Automation Action: HTTP Get
Read any web page or web API and assign the returned content to a variable.
Reads a http resource using HTTP GET or a local file path and assigns the returned HTML to a variable.
Use this Action to read any http resource (web page) or a local html file. Specify the URL Or File Path To Get (including any query string).
If the web resource requires authentication then specify the Authentication method and optionally a User Name/Password or an OAuth Auth Token retrieved from a previous OAuth SignIn action. Does not apply if reading from a local file path. You can also use Amazon AWS Signed Request authentication for signing AWS requests.
Optionally specify any Query String Parameters and Custom Headers to add to the request. Query string parameters can either be specified in the URL itself or in the Query String Parameters grid. If you specify query string parameters in the grid any %variable% replacements will be automatically URL encoded.

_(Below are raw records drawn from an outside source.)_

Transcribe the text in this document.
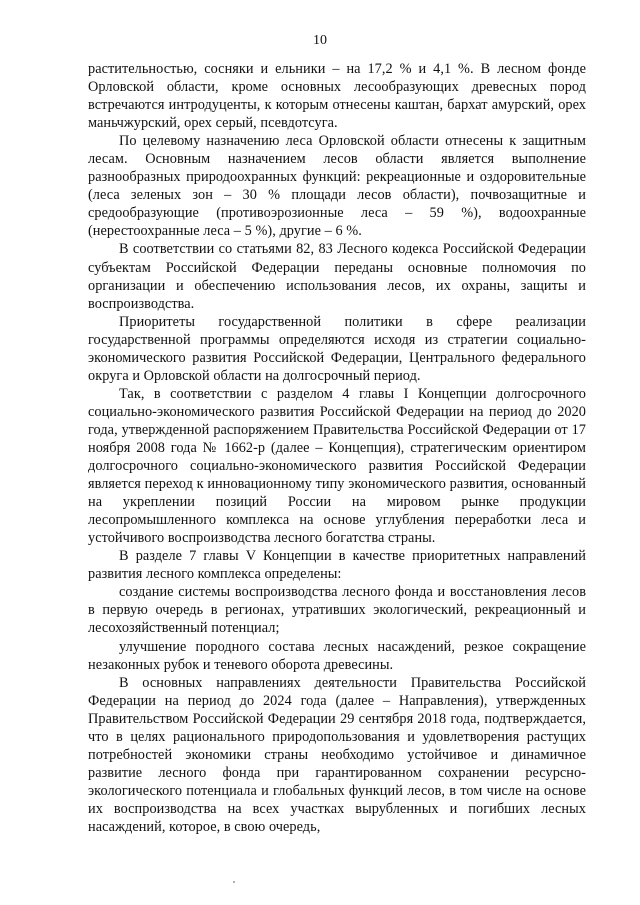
10

растительностью, сосняки и ельники – на 17,2 % и 4,1 %. В лесном фонде Орловской области, кроме основных лесообразующих древесных пород встречаются интродуценты, к которым отнесены каштан, бархат амурский, орех маньчжурский, орех серый, псевдотсуга.

По целевому назначению леса Орловской области отнесены к защитным лесам. Основным назначением лесов области является выполнение разнообразных природоохранных функций: рекреационные и оздоровительные (леса зеленых зон – 30 % площади лесов области), почвозащитные и средообразующие (противоэрозионные леса – 59 %), водоохранные (нерестоохранные леса – 5 %), другие – 6 %.

В соответствии со статьями 82, 83 Лесного кодекса Российской Федерации субъектам Российской Федерации переданы основные полномочия по организации и обеспечению использования лесов, их охраны, защиты и воспроизводства.

Приоритеты государственной политики в сфере реализации государственной программы определяются исходя из стратегии социально-экономического развития Российской Федерации, Центрального федерального округа и Орловской области на долгосрочный период.

Так, в соответствии с разделом 4 главы I Концепции долгосрочного социально-экономического развития Российской Федерации на период до 2020 года, утвержденной распоряжением Правительства Российской Федерации от 17 ноября 2008 года № 1662-р (далее – Концепция), стратегическим ориентиром долгосрочного социально-экономического развития Российской Федерации является переход к инновационному типу экономического развития, основанный на укреплении позиций России на мировом рынке продукции лесопромышленного комплекса на основе углубления переработки леса и устойчивого воспроизводства лесного богатства страны.

В разделе 7 главы V Концепции в качестве приоритетных направлений развития лесного комплекса определены:

создание системы воспроизводства лесного фонда и восстановления лесов в первую очередь в регионах, утративших экологический, рекреационный и лесохозяйственный потенциал;

улучшение породного состава лесных насаждений, резкое сокращение незаконных рубок и теневого оборота древесины.

В основных направлениях деятельности Правительства Российской Федерации на период до 2024 года (далее – Направления), утвержденных Правительством Российской Федерации 29 сентября 2018 года, подтверждается, что в целях рационального природопользования и удовлетворения растущих потребностей экономики страны необходимо устойчивое и динамичное развитие лесного фонда при гарантированном сохранении ресурсно-экологического потенциала и глобальных функций лесов, в том числе на основе их воспроизводства на всех участках вырубленных и погибших лесных насаждений, которое, в свою очередь,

You can also optionally specify to Add To Local Cache. If this option is enabled, ThinkAutomation will maintain a local cached copy of the content. You can specify the number of Minutes the content should remain cached. If the same URL is requested again within this period it will be read from the cache.

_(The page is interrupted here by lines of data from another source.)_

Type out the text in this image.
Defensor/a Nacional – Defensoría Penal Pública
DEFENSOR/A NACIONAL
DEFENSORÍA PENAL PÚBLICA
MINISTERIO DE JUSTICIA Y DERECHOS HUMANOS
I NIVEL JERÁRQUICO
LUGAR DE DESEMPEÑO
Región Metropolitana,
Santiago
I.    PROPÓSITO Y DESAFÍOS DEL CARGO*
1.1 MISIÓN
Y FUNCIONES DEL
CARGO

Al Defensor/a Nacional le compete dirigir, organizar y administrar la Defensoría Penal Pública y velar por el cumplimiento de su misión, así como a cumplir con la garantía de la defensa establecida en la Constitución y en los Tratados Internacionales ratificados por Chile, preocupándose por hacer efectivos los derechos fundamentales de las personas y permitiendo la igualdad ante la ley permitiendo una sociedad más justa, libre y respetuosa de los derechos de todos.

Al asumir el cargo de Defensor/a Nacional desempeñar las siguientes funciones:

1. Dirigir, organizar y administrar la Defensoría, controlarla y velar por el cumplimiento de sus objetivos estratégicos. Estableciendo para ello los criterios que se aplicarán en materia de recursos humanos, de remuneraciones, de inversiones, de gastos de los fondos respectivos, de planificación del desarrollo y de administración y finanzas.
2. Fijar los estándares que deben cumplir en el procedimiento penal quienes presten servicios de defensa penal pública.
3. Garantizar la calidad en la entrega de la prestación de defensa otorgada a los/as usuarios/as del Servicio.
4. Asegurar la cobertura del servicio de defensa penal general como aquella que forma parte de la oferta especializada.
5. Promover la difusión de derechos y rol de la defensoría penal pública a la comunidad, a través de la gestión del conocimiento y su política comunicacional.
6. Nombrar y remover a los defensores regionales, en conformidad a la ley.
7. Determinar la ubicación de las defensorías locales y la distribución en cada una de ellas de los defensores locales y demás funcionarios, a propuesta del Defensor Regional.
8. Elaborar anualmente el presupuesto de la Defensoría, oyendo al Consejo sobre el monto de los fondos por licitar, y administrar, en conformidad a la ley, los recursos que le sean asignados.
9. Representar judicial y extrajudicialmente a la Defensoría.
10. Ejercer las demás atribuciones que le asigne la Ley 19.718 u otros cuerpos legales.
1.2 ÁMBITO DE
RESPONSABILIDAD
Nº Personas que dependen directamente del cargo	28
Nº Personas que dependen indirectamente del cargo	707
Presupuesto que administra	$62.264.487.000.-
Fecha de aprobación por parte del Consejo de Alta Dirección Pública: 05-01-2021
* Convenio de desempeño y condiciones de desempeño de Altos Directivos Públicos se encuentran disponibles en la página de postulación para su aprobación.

You can specify the Connection Timeout (in seconds). This is the number of seconds to wait for the initial connection. The Response Timeout is the number of seconds to wait for a response after the connection has been made.

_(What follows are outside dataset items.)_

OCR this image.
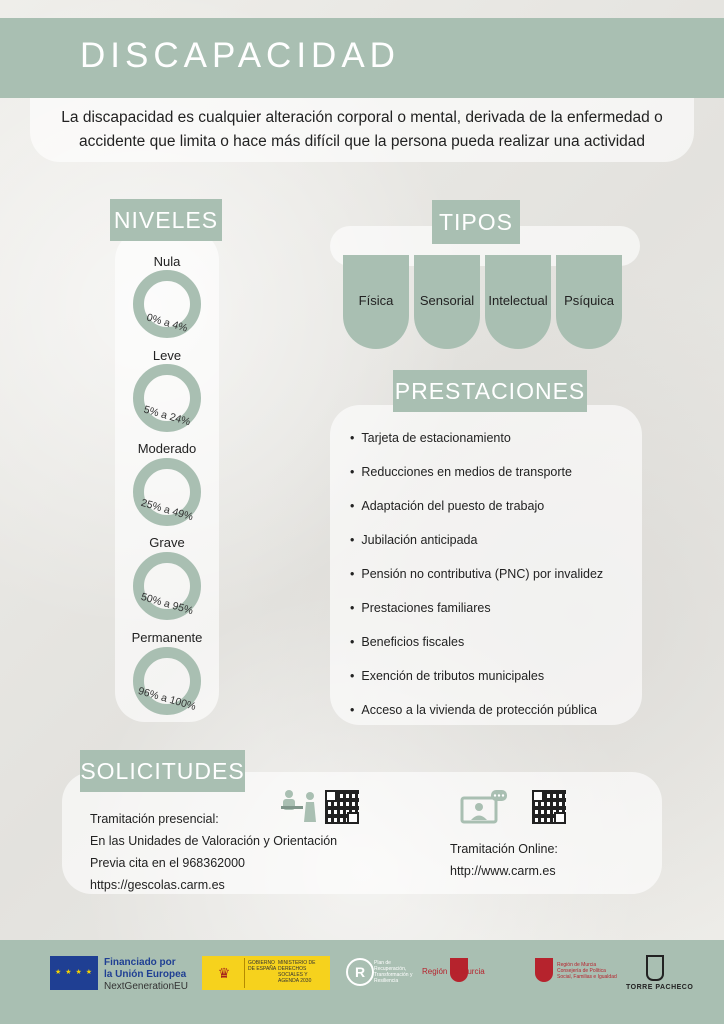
DISCAPACIDAD
La discapacidad es cualquier alteración corporal o mental, derivada de la enfermedad o accidente que limita o hace más difícil que la persona pueda realizar una actividad
NIVELES
Nula
0% a 4%
Leve
5% a 24%
Moderado
25% a 49%
Grave
50% a 95%
Permanente
96% a 100%
TIPOS
Física	Sensorial	Intelectual	Psíquica
PRESTACIONES
• Tarjeta de estacionamiento
• Reducciones en medios de transporte
• Adaptación del puesto de trabajo
• Jubilación anticipada
• Pensión no contributiva (PNC) por invalidez
• Prestaciones familiares
• Beneficios fiscales
• Exención de tributos municipales
• Acceso a la vivienda de protección pública
SOLICITUDES
Tramitación presencial:
En las Unidades de Valoración y Orientación
Previa cita en el 968362000
https://gescolas.carm.es
Tramitación Online:
http://www.carm.es
★ ★ ★ ★
Financiado por
la Unión Europea
NextGenerationEU
♛
GOBIERNO DE ESPAÑA
MINISTERIO DE DERECHOS SOCIALES Y AGENDA 2030
R
Plan de Recuperación, Transformación y Resiliencia
Región de Murcia
Región de Murcia Consejería de Política Social, Familias e Igualdad
TORRE PACHECO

The Convert Returned Content To option enables you to convert the http response content. Options are:
- Nothing : The response is returned as is.
- Convert HTML To Plain Text : Removes all HTML tags and returns only readable text.
- Convert HTML To Markdown : Converts the HTML to Markdown text. Images will be removed. The tags
<nav>
and<footer>
will also be removed before conversion. If you need finer control over HTML to Markdown conversion, leave the HTML as is and use the Text Operation action. - Convert HTML To XML : Converts the HTML to well-formed XML allowing easier parsing.
- Convert HTML To XML (Drop Formatting) : Converts the HTML to XML and drops all formatting tags, styles, images, scripts etc. This allows easier parsing of specific text elements. See: HTML To XML.
- Convert HTML To Json (Drop Formatting) : Converts HTML To Json and drops all formatting tags, styles, images, scripts etc. This allows easier parsing of specific text elements. See: HTML To Json.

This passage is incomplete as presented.